William Klein
[Photographer, b. 1928, New York, lives in Paris.]
Sometimes, I’d take shots without aiming, just to see what happened. I’d rush into crowds—bang! bang! ... It must be close to what a fighter feels after jabbing and circling and getting hit, when suddenly there’s an opening, and bang! Right on the button. It’s a fantastic feeling.
James Nachtwey
[Photographer, b. 1948, Syracuse, New York, lives in New York.]
When I approach people, I do it with respect, with deference; I do it slowly and gently and I think about the way I move, the way I speak and the way I use the camera. I let them know that I respect them and what they’re going through.
Princess Anne Mountbatten-Windsor
[British royalty, b. 1950, London, lives in London.]
You are a pest by the very nature of that camera in your hand.
(To a photographer)
Martin Parr
[Photographer, b. 1952, Epson, Surrey, England, lives in Bristol and London, England.]
... I accept that all photography is voyeuristic and exploitative, and obviously I live with my own guilt and conscience.
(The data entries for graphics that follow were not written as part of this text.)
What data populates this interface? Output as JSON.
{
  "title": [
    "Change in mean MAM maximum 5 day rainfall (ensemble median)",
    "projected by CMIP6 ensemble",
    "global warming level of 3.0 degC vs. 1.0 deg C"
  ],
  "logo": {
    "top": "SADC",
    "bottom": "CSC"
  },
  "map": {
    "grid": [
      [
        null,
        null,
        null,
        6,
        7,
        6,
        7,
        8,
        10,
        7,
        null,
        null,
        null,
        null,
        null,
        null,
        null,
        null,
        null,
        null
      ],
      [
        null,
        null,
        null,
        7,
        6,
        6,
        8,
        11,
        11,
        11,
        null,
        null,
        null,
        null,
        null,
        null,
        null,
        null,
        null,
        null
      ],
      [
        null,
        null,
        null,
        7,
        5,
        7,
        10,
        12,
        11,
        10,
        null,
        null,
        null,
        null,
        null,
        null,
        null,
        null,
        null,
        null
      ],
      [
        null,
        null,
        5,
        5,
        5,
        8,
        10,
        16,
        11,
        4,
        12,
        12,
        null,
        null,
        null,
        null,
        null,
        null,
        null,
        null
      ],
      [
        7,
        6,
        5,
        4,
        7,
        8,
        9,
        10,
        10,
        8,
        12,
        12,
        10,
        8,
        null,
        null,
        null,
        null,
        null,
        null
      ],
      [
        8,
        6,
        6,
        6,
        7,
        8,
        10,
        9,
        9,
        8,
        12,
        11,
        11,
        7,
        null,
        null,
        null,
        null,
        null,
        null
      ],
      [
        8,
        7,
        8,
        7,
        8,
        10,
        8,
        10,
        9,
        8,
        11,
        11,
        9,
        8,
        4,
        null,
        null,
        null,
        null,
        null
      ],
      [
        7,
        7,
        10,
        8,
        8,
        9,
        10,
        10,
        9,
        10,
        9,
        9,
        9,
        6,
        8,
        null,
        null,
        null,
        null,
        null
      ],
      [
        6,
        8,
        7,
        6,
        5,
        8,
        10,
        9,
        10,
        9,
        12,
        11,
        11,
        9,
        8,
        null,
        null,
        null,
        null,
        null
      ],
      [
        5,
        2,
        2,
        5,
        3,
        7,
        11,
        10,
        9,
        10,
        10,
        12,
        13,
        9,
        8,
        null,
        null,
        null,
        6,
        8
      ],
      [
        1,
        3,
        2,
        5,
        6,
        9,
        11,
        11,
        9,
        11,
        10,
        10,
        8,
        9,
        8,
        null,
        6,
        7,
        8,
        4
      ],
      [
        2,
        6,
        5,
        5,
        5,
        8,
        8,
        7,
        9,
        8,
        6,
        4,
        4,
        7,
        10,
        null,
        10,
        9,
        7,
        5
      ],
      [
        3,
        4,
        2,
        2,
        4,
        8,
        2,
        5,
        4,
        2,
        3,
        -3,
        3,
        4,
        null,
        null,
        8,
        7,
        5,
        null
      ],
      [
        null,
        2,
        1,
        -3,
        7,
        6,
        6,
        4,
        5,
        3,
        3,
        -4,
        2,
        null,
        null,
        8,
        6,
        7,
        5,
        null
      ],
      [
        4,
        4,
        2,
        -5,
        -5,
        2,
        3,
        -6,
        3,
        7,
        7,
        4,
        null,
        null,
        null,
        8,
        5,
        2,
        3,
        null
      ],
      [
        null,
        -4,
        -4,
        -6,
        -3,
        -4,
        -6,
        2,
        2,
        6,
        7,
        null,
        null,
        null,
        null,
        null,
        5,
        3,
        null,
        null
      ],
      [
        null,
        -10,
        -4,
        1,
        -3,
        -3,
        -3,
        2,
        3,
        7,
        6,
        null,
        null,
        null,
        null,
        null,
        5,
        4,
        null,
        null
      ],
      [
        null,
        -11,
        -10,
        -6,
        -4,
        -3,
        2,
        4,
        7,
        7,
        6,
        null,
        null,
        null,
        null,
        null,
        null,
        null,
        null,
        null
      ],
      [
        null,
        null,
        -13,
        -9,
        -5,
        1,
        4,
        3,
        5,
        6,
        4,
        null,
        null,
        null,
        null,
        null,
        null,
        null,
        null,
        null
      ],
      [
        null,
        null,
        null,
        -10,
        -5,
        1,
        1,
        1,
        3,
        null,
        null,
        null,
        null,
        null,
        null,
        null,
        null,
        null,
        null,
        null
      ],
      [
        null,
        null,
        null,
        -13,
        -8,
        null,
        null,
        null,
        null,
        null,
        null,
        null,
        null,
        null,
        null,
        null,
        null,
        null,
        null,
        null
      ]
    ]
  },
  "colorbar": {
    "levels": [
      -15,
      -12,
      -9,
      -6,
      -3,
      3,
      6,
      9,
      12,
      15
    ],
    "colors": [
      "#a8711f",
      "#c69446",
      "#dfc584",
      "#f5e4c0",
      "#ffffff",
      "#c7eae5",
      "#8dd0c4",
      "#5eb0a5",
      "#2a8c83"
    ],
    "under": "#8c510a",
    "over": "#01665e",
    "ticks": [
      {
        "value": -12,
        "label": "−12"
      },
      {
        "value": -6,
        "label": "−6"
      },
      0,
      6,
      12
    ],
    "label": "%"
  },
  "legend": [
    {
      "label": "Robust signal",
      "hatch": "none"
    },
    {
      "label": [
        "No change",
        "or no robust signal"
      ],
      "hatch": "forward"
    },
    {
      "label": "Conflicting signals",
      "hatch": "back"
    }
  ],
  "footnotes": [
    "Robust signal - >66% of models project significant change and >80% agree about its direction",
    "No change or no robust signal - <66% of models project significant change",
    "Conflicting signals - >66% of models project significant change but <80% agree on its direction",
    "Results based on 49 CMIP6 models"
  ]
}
It’s part of the test and I don’t have a problem with it.
Donna Ferrato
[Photographer, b. 1949, Waltham, Massachusetts, lives in New York.]
Not for me the uninvolved wanderer with a camera—some invisible alien, coldly holding a tin box without a heart. My camera has feelings.
William Klein
[Photographer, b. 1928, New York, lives in Paris.]
I was very consciously trying to do the opposite of what Cartier-Bresson was doing. He did pictures without intervening. He was like the invisible camera. I wanted to be visible in the biggest way possible. (On his photography in the early 1950s)
Wright Morris
[Writer and photographer, b. 1910, Central City, Nebraska, d. 1998, Mill Valley, California.]
The vast number of photographers, feeding on anything visible, overgraze the landscape the way cattle overgraze their pasture.
Juergen Teller
[Photographer, b. 1964, Erlangen, Germany, lives in London.]
I don’t like taking a sly picture on the side. I like the direct approach. I want to be as honest to myself and the subject as possible. And I’m depending on their humanness to come through.